This paper is freely available to read here Speech, Language and Non‐verbal Communication in CLN2 and CLN3 Batten Disease [5]
Free Patient Resources are also available, including Plain Language Summary of this research and Fact Sheets about speech & language in CLN2 and CLN3 Batten disease. Thanks to the Translational Centre for Speech Disorders at MCRI.
Download the PDF resources here: Genes – Centre of Research Excellence in Speech and Language [8]
NCL2025 Congress website now live!
Beyond Batten Disease Foundation is thrilled to be a main sponsor for the 19th International Congress on Neuronal Ceroid Lipofuscinosis (NCL) in Queensland, Australia.
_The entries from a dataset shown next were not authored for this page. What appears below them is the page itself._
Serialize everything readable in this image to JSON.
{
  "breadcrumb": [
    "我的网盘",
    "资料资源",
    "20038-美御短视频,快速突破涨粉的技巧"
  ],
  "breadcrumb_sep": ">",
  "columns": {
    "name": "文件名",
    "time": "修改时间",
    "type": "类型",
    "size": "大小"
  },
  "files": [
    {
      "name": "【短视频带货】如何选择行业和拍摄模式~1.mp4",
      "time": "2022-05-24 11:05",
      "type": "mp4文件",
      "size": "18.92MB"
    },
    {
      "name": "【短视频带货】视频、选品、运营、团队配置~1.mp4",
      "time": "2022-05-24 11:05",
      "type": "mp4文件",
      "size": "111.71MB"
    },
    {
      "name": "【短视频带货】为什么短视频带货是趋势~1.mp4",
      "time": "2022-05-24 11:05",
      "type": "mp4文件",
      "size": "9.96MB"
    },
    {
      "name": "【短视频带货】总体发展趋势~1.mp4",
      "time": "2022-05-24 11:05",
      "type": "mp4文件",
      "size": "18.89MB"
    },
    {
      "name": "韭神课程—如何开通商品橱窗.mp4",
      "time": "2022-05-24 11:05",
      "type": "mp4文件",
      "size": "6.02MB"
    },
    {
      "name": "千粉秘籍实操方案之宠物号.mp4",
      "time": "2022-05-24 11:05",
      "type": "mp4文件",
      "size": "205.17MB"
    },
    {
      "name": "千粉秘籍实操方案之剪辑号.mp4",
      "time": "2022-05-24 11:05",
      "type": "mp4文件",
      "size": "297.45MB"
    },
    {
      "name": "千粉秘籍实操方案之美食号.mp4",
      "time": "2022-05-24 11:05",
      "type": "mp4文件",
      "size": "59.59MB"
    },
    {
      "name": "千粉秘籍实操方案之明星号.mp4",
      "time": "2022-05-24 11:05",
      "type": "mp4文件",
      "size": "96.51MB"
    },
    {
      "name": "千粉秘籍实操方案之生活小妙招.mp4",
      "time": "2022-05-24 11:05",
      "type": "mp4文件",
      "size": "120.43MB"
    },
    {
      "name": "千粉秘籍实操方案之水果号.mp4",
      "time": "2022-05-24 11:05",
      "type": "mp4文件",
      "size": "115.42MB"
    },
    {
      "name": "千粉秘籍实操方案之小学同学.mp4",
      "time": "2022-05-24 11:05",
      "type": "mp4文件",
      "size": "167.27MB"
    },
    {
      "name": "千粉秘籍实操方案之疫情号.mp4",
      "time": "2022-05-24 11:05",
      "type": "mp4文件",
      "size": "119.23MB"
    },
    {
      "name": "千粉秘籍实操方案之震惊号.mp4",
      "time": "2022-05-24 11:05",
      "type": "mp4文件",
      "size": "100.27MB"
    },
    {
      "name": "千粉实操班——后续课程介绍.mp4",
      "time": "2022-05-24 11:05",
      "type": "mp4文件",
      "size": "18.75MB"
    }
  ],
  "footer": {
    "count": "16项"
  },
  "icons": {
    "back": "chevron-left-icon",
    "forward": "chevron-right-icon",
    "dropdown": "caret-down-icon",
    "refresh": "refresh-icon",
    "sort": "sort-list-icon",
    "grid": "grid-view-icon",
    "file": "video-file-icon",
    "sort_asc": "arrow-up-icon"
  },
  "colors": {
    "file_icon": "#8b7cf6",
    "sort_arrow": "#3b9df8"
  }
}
As the premier conference on Batten disease, the bi-annual NCL Congress brings together world-leading researchers, healthcare providers, industry partners, innovators and patient advocacy leaders from around the globe.
In 2025, we are excited to support an invaluable opportunity for meaningful engagement and shared learning between Congress delegates and the Batten disease family community.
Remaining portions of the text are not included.